- Born: 1976 (age 49–50) Hamburg, Germany
- Education: Rhode Island School of Design
- Occupation: Fashion designer
- Spouse: Ana Beatriz Lerario
- Website: robertgeller-ny.com

= Robert Geller =

German-born American fashion designer (born 1976)

Robert Geller (born 1976, in Hamburg, Germany) is a German-born American fashion designer.

==Early life and education==
He graduated with a degree in fashion design at RISD in 2001 and moved to New York to join Marc Jacobs shortly after.

==Career==
In New York, Geller met Alexandre Plokhov, a patternmaker, and partnered up with him at menswear brand Cloak, which went on to win the Ecco Domani award in 2003 and the Vogue/CFDA Grant in 2004. Geller left Cloak after the Fall 2004 collection. Cloak finally closed down in Spring 2007.

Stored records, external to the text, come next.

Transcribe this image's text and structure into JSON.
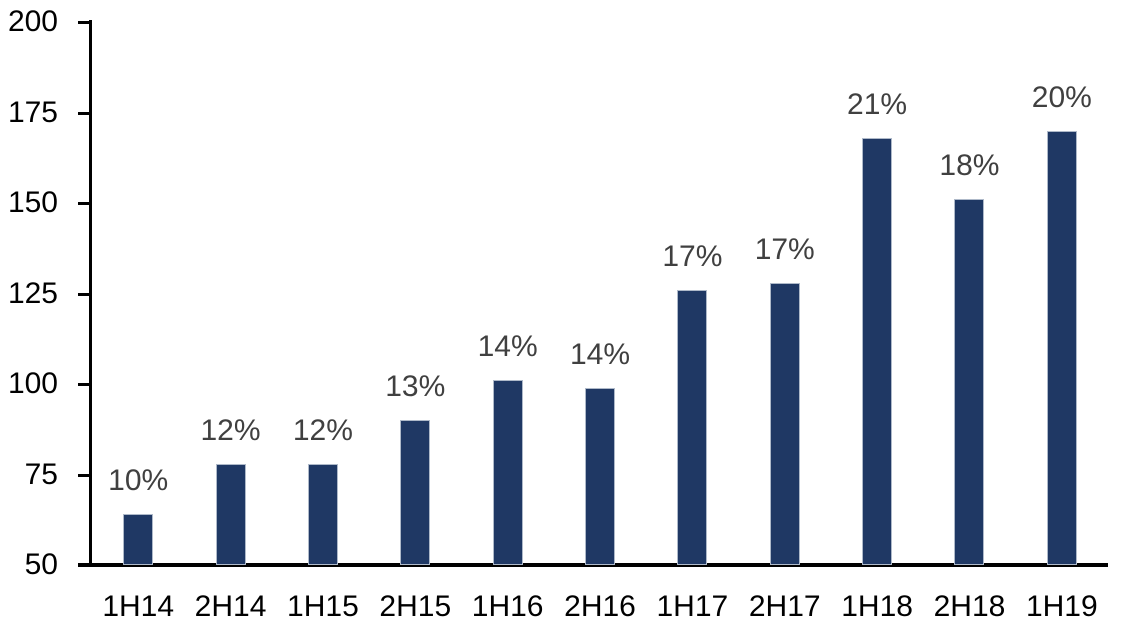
{
  "chart_data": {
    "type": "bar",
    "categories": [
      "1H14",
      "2H14",
      "1H15",
      "2H15",
      "1H16",
      "2H16",
      "1H17",
      "2H17",
      "1H18",
      "2H18",
      "1H19"
    ],
    "values": [
      64,
      78,
      78,
      90,
      101,
      99,
      126,
      128,
      168,
      151,
      170
    ],
    "bar_labels": [
      "10%",
      "12%",
      "12%",
      "13%",
      "14%",
      "14%",
      "17%",
      "17%",
      "21%",
      "18%",
      "20%"
    ],
    "title": "",
    "xlabel": "",
    "ylabel": "",
    "ylim": [
      50,
      200
    ],
    "yticks": [
      50,
      75,
      100,
      125,
      150,
      175,
      200
    ],
    "grid": "off",
    "legend": "none",
    "colors": {
      "bar_fill": "#1F3864",
      "bar_border": "#AEB9C9",
      "axis_line": "#000000",
      "axis_text": "#000000",
      "data_label": "#404040",
      "background": "#FFFFFF"
    }
  }
}
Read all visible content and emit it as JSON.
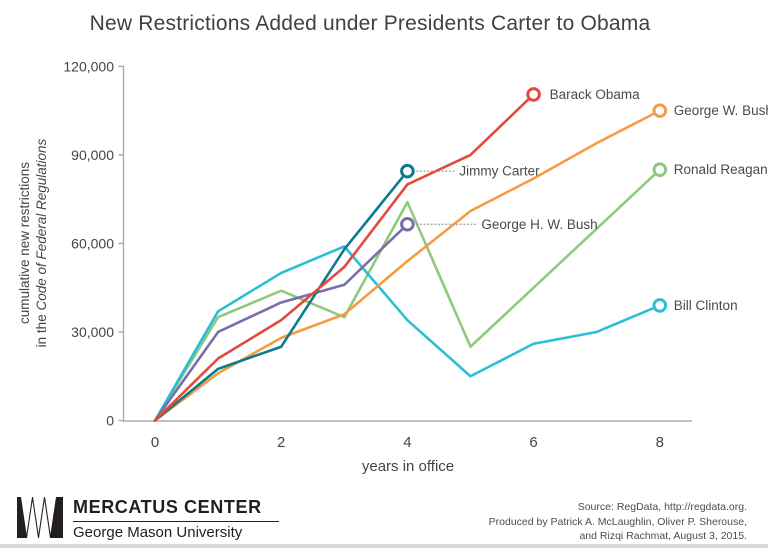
{
  "title": "New Restrictions Added under Presidents Carter to Obama",
  "chart_data": {
    "type": "line",
    "title": "New Restrictions Added under Presidents Carter to Obama",
    "xlabel": "years in office",
    "ylabel": "cumulative new restrictions in the Code of Federal Regulations",
    "ylabel_lines": {
      "line1": "cumulative new restrictions",
      "line2_prefix": "in the ",
      "line2_italic": "Code of Federal Regulations"
    },
    "xlim": [
      0,
      8.5
    ],
    "ylim": [
      0,
      120000
    ],
    "x_tick_values": [
      0,
      2,
      4,
      6,
      8
    ],
    "x_ticks": [
      "0",
      "2",
      "4",
      "6",
      "8"
    ],
    "y_tick_values": [
      0,
      30000,
      60000,
      90000,
      120000
    ],
    "y_ticks": [
      "0",
      "30,000",
      "60,000",
      "90,000",
      "120,000"
    ],
    "grid": false,
    "legend_position": "end-of-line labels",
    "series": [
      {
        "name": "Ronald Reagan",
        "color": "#8fc97d",
        "label_style": "right",
        "label_dx": 14,
        "years": [
          0,
          1,
          2,
          3,
          4,
          5,
          6,
          7,
          8
        ],
        "values": [
          0,
          35000,
          44000,
          35000,
          74000,
          25000,
          45000,
          65000,
          85000
        ]
      },
      {
        "name": "Bill Clinton",
        "color": "#29bfd6",
        "label_style": "right",
        "label_dx": 14,
        "years": [
          0,
          1,
          2,
          3,
          4,
          5,
          6,
          7,
          8
        ],
        "values": [
          0,
          37000,
          50000,
          59000,
          34000,
          15000,
          26000,
          30000,
          39000
        ]
      },
      {
        "name": "George W. Bush",
        "color": "#f59c42",
        "label_style": "right",
        "label_dx": 14,
        "years": [
          0,
          1,
          2,
          3,
          4,
          5,
          6,
          7,
          8
        ],
        "values": [
          0,
          16000,
          28000,
          36000,
          54000,
          71000,
          82000,
          94000,
          105000
        ]
      },
      {
        "name": "George H. W. Bush",
        "color": "#7a6daa",
        "label_style": "leader",
        "label_dx": 74,
        "years": [
          0,
          1,
          2,
          3,
          4
        ],
        "values": [
          0,
          30000,
          40000,
          46000,
          66500
        ]
      },
      {
        "name": "Jimmy Carter",
        "color": "#0e7a8e",
        "label_style": "leader",
        "label_dx": 52,
        "years": [
          0,
          1,
          2,
          3,
          4
        ],
        "values": [
          0,
          17500,
          25000,
          58000,
          84500
        ]
      },
      {
        "name": "Barack Obama",
        "color": "#e24b3b",
        "label_style": "right",
        "label_dx": 16,
        "years": [
          0,
          1,
          2,
          3,
          4,
          5,
          6
        ],
        "values": [
          0,
          21000,
          34000,
          52000,
          80000,
          90000,
          110500
        ]
      }
    ]
  },
  "footer": {
    "logo": {
      "icon": "mercatus-mm-mark",
      "org": "MERCATUS CENTER",
      "suborg": "George Mason University"
    },
    "source_lines": [
      "Source: RegData, http://regdata.org.",
      "Produced by Patrick A. McLaughlin, Oliver P. Sherouse,",
      "and Rizqi Rachmat, August 3, 2015."
    ]
  },
  "colors": {
    "axis": "#ababab",
    "tick_text": "#454545",
    "label_text": "#4a4a4a",
    "leader_dots": "#9a9a9a",
    "title_text": "#414141",
    "logo_ink": "#231f20"
  }
}
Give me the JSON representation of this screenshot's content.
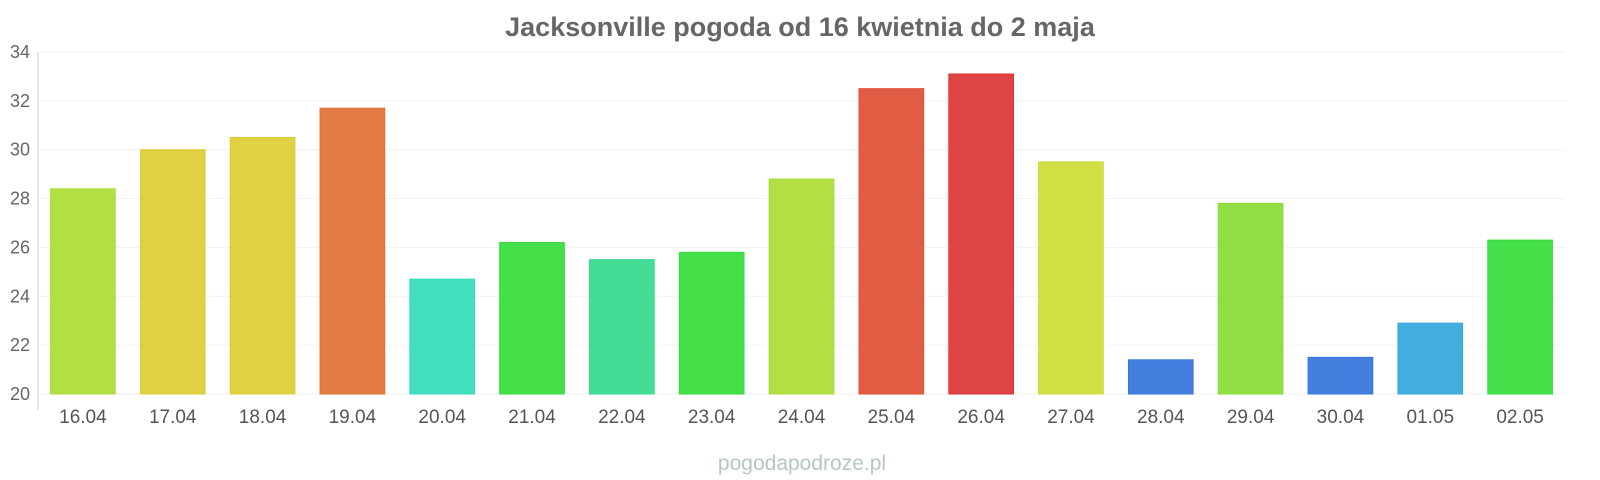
{
  "chart_data": {
    "type": "bar",
    "title": "Jacksonville pogoda od 16 kwietnia do 2 maja",
    "categories": [
      "16.04",
      "17.04",
      "18.04",
      "19.04",
      "20.04",
      "21.04",
      "22.04",
      "23.04",
      "24.04",
      "25.04",
      "26.04",
      "27.04",
      "28.04",
      "29.04",
      "30.04",
      "01.05",
      "02.05"
    ],
    "values": [
      28.4,
      30.0,
      30.5,
      31.7,
      24.7,
      26.2,
      25.5,
      25.8,
      28.8,
      32.5,
      33.1,
      29.5,
      21.4,
      27.8,
      21.5,
      22.9,
      26.3
    ],
    "colors": [
      "#aadc34",
      "#dccc34",
      "#dccc34",
      "#e07034",
      "#34dcb8",
      "#34dc3a",
      "#34da8c",
      "#34dc3a",
      "#aadc34",
      "#de5034",
      "#dc3434",
      "#ccdc34",
      "#3474dc",
      "#88dc34",
      "#3474dc",
      "#34a8dc",
      "#34dc3a"
    ],
    "yticks": [
      "20",
      "22",
      "24",
      "26",
      "28",
      "30",
      "32",
      "34"
    ],
    "ylim": [
      20,
      34
    ],
    "xlabel": "",
    "ylabel": "",
    "grid": true,
    "legend": "none"
  },
  "watermark": "pogodapodroze.pl"
}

In 2006, Geller launched a women's line called Harald. Initially meant to only be knitwear, the line grew into a full collection. This helped Geller secure financial backing for a menswear label under his own name. In Fall 2007 Robert Geller menswear debuted at New York Fashion Week.

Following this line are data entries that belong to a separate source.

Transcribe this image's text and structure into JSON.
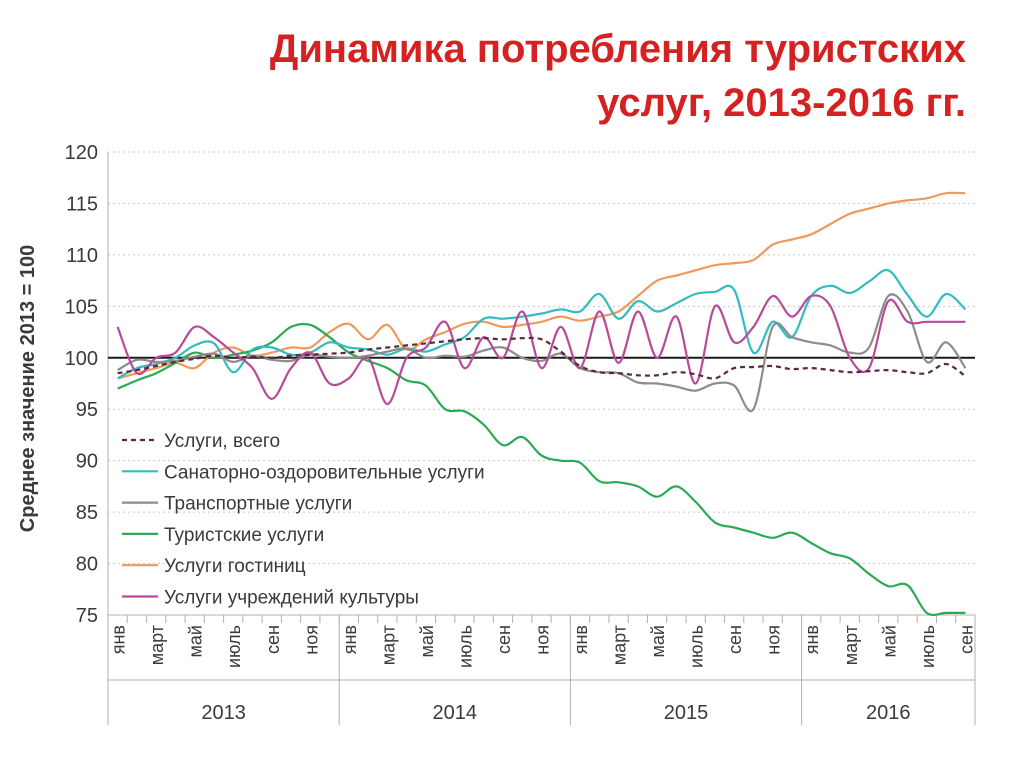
{
  "title_lines": [
    "Динамика потребления туристских",
    "услуг, 2013-2016 гг."
  ],
  "chart_data": {
    "type": "line",
    "title": "Динамика потребления туристских услуг, 2013-2016 гг.",
    "ylabel": "Среднее значение 2013 = 100",
    "xlabel": "",
    "ylim": [
      75,
      120
    ],
    "yticks": [
      75,
      80,
      85,
      90,
      95,
      100,
      105,
      110,
      115,
      120
    ],
    "reference_line": 100,
    "grid": "horizontal dotted",
    "x_month_labels": [
      "янв",
      "март",
      "май",
      "июль",
      "сен",
      "ноя",
      "янв",
      "март",
      "май",
      "июль",
      "сен",
      "ноя",
      "янв",
      "март",
      "май",
      "июль",
      "сен",
      "ноя",
      "янв",
      "март",
      "май",
      "июль",
      "сен"
    ],
    "x_label_months": [
      0,
      2,
      4,
      6,
      8,
      10,
      12,
      14,
      16,
      18,
      20,
      22,
      24,
      26,
      28,
      30,
      32,
      34,
      36,
      38,
      40,
      42,
      44
    ],
    "year_labels": [
      "2013",
      "2014",
      "2015",
      "2016"
    ],
    "legend_position": "lower-left",
    "months": [
      0,
      1,
      2,
      3,
      4,
      5,
      6,
      7,
      8,
      9,
      10,
      11,
      12,
      13,
      14,
      15,
      16,
      17,
      18,
      19,
      20,
      21,
      22,
      23,
      24,
      25,
      26,
      27,
      28,
      29,
      30,
      31,
      32,
      33,
      34,
      35,
      36,
      37,
      38,
      39,
      40,
      41,
      42,
      43,
      44
    ],
    "series": [
      {
        "name": "Услуги, всего",
        "color": "#5a2a3a",
        "dash": "dashed",
        "values": [
          98.5,
          98.8,
          99.2,
          99.6,
          99.9,
          100.2,
          100.0,
          100.1,
          100.0,
          100.2,
          100.3,
          100.4,
          100.5,
          100.8,
          101.0,
          101.2,
          101.4,
          101.6,
          101.8,
          101.9,
          101.8,
          101.9,
          101.8,
          100.6,
          99.2,
          98.6,
          98.5,
          98.3,
          98.3,
          98.6,
          98.4,
          98.0,
          99.0,
          99.1,
          99.2,
          98.9,
          99.0,
          98.8,
          98.6,
          98.7,
          98.8,
          98.6,
          98.5,
          99.4,
          98.2
        ]
      },
      {
        "name": "Санаторно-оздоровительные услуги",
        "color": "#32bcc0",
        "dash": "solid",
        "values": [
          98.0,
          99.0,
          99.4,
          100.0,
          101.2,
          101.4,
          98.6,
          100.8,
          101.0,
          100.3,
          100.5,
          101.5,
          101.0,
          100.8,
          100.3,
          100.9,
          100.6,
          101.3,
          102.0,
          103.8,
          103.8,
          104.0,
          104.3,
          104.7,
          104.5,
          106.2,
          103.8,
          105.5,
          104.5,
          105.3,
          106.2,
          106.4,
          106.6,
          100.5,
          103.5,
          102.0,
          106.0,
          107.0,
          106.3,
          107.4,
          108.5,
          106.1,
          104.0,
          106.2,
          104.7
        ]
      },
      {
        "name": "Транспортные услуги",
        "color": "#8c8c8c",
        "dash": "solid",
        "values": [
          98.8,
          99.8,
          99.6,
          99.7,
          100.1,
          100.4,
          99.6,
          100.2,
          99.8,
          99.7,
          100.3,
          100.1,
          100.0,
          100.2,
          100.6,
          100.9,
          100.0,
          100.2,
          100.1,
          100.7,
          101.0,
          100.0,
          99.7,
          100.4,
          99.0,
          98.6,
          98.5,
          97.6,
          97.5,
          97.2,
          96.8,
          97.5,
          97.3,
          95.0,
          103.0,
          102.0,
          101.5,
          101.2,
          100.5,
          101.0,
          106.0,
          104.5,
          99.6,
          101.5,
          99.0
        ]
      },
      {
        "name": "Туристские услуги",
        "color": "#2aaa55",
        "dash": "solid",
        "values": [
          97.0,
          97.8,
          98.5,
          99.5,
          100.5,
          100.0,
          100.3,
          100.7,
          101.5,
          103.0,
          103.2,
          102.0,
          100.5,
          99.7,
          99.0,
          97.8,
          97.3,
          95.0,
          94.8,
          93.5,
          91.5,
          92.3,
          90.5,
          90.0,
          89.8,
          88.0,
          87.9,
          87.5,
          86.5,
          87.5,
          86.0,
          84.0,
          83.5,
          83.0,
          82.5,
          83.0,
          82.0,
          81.0,
          80.5,
          79.0,
          77.8,
          77.9,
          75.2,
          75.2,
          75.2
        ]
      },
      {
        "name": "Услуги гостиниц",
        "color": "#ee9a5a",
        "dash": "solid",
        "values": [
          98.0,
          98.5,
          99.0,
          99.5,
          99.0,
          100.5,
          101.0,
          100.2,
          100.5,
          101.0,
          101.0,
          102.5,
          103.3,
          101.8,
          103.2,
          100.8,
          101.8,
          102.5,
          103.3,
          103.5,
          103.0,
          103.2,
          103.5,
          104.0,
          103.6,
          104.0,
          104.5,
          106.0,
          107.5,
          108.0,
          108.5,
          109.0,
          109.2,
          109.5,
          111.0,
          111.5,
          112.0,
          113.0,
          114.0,
          114.5,
          115.0,
          115.3,
          115.5,
          116.0,
          116.0
        ]
      },
      {
        "name": "Услуги учреждений культуры",
        "color": "#b84a9a",
        "dash": "solid",
        "values": [
          103.0,
          98.5,
          100.0,
          100.5,
          103.0,
          102.0,
          100.5,
          99.0,
          96.0,
          99.0,
          100.5,
          97.5,
          98.0,
          100.0,
          95.5,
          100.0,
          101.0,
          103.5,
          99.0,
          102.0,
          100.0,
          104.5,
          99.0,
          103.0,
          99.0,
          104.5,
          99.5,
          104.5,
          100.0,
          104.0,
          97.5,
          105.0,
          101.5,
          103.0,
          106.0,
          104.0,
          106.0,
          105.0,
          100.0,
          99.0,
          105.5,
          103.5,
          103.5,
          103.5,
          103.5
        ]
      }
    ]
  }
}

In 2024, Geller became lead designer of men's clothing at fashion company Rag & Bone.

==Awards and honors==
Geller received the GQ Best New Menswear Designer Award in 2009. Geller was a finalist for the 2010 CFDA / Vogue Fashion Fund prize, and won CFDA Swarovski Award for Menswear in 2011.

==Personal life==
He is married to fashion designer Ana Beatriz Lerario, designer of Lerario Beatriz. The couple met while working together at Marc Jacobs.